1 of 10

Code Review

Melanie Frazier & Julie Lowndes

rOpenSci Community Call

October 16, 2018

2 of 10

OUR SITUATION

Global Ocean Health Index calculated every year (since 2012)!

Work in R

Mostly write code to wrangle and analyze data

3 of 10

OUR SITUATION

We review our code every year (4-6 people)

We’ve had a chance to determine what works

4 of 10

IDEAL vs.
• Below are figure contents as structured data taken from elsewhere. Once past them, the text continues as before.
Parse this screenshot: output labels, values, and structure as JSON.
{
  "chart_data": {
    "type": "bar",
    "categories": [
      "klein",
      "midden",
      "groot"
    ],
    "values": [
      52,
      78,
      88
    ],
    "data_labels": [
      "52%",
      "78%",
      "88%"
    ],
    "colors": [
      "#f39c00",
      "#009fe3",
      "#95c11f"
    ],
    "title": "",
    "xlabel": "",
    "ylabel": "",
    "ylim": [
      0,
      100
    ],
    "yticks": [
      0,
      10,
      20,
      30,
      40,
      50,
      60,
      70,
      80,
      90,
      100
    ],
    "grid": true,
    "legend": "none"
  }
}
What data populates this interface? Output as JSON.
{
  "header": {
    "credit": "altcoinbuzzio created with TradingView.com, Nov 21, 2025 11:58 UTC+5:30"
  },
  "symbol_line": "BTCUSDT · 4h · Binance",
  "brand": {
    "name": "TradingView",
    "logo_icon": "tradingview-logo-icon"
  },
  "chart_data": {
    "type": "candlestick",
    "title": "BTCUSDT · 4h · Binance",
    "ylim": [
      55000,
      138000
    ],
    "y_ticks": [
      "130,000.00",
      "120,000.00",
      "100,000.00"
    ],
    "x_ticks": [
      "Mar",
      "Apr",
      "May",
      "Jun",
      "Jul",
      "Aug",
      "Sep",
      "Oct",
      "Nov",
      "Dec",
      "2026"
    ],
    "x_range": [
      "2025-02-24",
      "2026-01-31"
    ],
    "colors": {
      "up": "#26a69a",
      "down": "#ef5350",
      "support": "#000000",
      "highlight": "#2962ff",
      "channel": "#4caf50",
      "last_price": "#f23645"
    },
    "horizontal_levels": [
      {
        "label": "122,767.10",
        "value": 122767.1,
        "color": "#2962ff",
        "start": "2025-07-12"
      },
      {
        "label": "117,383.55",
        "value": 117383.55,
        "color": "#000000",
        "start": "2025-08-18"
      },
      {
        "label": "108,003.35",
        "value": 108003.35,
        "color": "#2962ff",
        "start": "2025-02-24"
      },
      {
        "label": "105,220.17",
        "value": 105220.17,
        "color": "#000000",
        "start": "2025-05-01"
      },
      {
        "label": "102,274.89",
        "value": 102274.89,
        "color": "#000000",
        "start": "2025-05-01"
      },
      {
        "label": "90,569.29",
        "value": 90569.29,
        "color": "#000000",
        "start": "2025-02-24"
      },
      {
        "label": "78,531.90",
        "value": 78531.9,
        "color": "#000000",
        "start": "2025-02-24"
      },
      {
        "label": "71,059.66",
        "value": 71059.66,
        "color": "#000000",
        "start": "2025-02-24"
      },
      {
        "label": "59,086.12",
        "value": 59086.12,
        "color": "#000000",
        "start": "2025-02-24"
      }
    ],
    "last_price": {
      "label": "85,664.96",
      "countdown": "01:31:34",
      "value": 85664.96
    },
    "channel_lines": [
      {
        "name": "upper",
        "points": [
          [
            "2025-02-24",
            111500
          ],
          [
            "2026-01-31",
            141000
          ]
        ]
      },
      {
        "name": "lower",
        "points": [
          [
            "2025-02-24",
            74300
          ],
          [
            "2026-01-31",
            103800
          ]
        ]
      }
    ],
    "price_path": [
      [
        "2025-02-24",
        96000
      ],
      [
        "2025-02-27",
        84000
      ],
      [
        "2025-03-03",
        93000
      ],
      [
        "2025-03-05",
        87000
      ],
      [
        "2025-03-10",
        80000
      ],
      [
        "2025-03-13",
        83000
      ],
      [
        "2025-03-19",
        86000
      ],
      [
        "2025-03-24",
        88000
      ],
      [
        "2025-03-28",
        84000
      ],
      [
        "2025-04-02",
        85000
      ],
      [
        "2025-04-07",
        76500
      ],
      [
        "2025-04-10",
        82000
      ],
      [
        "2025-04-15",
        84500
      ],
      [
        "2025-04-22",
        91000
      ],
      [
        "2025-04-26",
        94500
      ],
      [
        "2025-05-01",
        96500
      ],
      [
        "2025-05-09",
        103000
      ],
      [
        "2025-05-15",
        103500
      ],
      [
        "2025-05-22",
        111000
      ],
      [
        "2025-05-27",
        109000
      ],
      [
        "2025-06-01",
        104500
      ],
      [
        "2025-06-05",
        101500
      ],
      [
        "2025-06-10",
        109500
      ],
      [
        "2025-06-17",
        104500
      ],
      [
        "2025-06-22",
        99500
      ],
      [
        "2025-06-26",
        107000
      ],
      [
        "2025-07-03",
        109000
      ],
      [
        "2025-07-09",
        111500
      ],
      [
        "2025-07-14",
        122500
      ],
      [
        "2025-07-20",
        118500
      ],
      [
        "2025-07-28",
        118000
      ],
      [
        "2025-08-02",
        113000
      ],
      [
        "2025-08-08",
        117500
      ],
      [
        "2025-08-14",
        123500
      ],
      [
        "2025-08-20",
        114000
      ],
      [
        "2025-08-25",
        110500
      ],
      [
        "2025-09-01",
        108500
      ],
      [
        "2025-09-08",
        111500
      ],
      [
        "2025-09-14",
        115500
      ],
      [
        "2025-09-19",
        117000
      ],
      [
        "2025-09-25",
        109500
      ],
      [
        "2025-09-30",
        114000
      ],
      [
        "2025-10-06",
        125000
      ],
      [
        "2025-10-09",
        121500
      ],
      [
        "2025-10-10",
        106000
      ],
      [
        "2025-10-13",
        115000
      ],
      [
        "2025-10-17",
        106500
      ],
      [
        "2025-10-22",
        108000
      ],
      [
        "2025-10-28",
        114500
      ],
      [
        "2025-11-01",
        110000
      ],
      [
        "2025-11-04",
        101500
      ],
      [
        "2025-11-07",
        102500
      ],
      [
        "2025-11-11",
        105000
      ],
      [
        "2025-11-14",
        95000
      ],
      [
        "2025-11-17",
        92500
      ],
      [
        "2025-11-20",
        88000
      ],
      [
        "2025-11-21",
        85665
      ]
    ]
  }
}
REALITY

THE BEST: Have someone independently

recreate code

2nd BEST: External review of all code

BUT: Time is an obstacle!

What to do!?

5 of 10

  1. MAKE IT EASY TO SHARE

  • Github repos: store all code and data
  • Github issues: report, questions, reference materials, etc.
  • here package: standardize file paths (previous: ~/github/)

6 of 10

2. PROMOTE COMMON PRACTICES

  • Weekly Team Meetings: discuss coding

(tidyverse, etc)

  • Protocols for file organization
  • Put code in Rmds: flow between documentation & code

We prioritize documentation over code optimization

(we are sometimes guilty of unnecessary loops, cut-and-paste, etc ….. oh-well!)

7 of 10

3. ERROR AVOIDANCE TRAINING

  • Break code into manageable chunks

(no run-on dplyr chains)

  • Techniques to check data esp. at danger points (i.e., joins, NAs)
  • Write warnings/errors and/or document expectations when checking data

(e.g., “# should be length 0”)

8 of 10

4. REVIEW AS A PROCESS

We post results (in near real time as well as for final review) to a Github issue:

  • Do results make sense
  • Explore NAs
  • Explore outliers

9 of 10

5. STRATEGIC CODE REVIEW

  • Restart R Session and rerun code
    • Make sure it still runs!
    • Review warnings
    • Compare results with previous runs

git2R to pull data from previous commits

  • External review of some code (~ 50% for us)
    • Complex analyses
    • New team members

10 of 10

LAST THINGS

Work to create an environment where mistakes are expected and OK (Parker 2017) !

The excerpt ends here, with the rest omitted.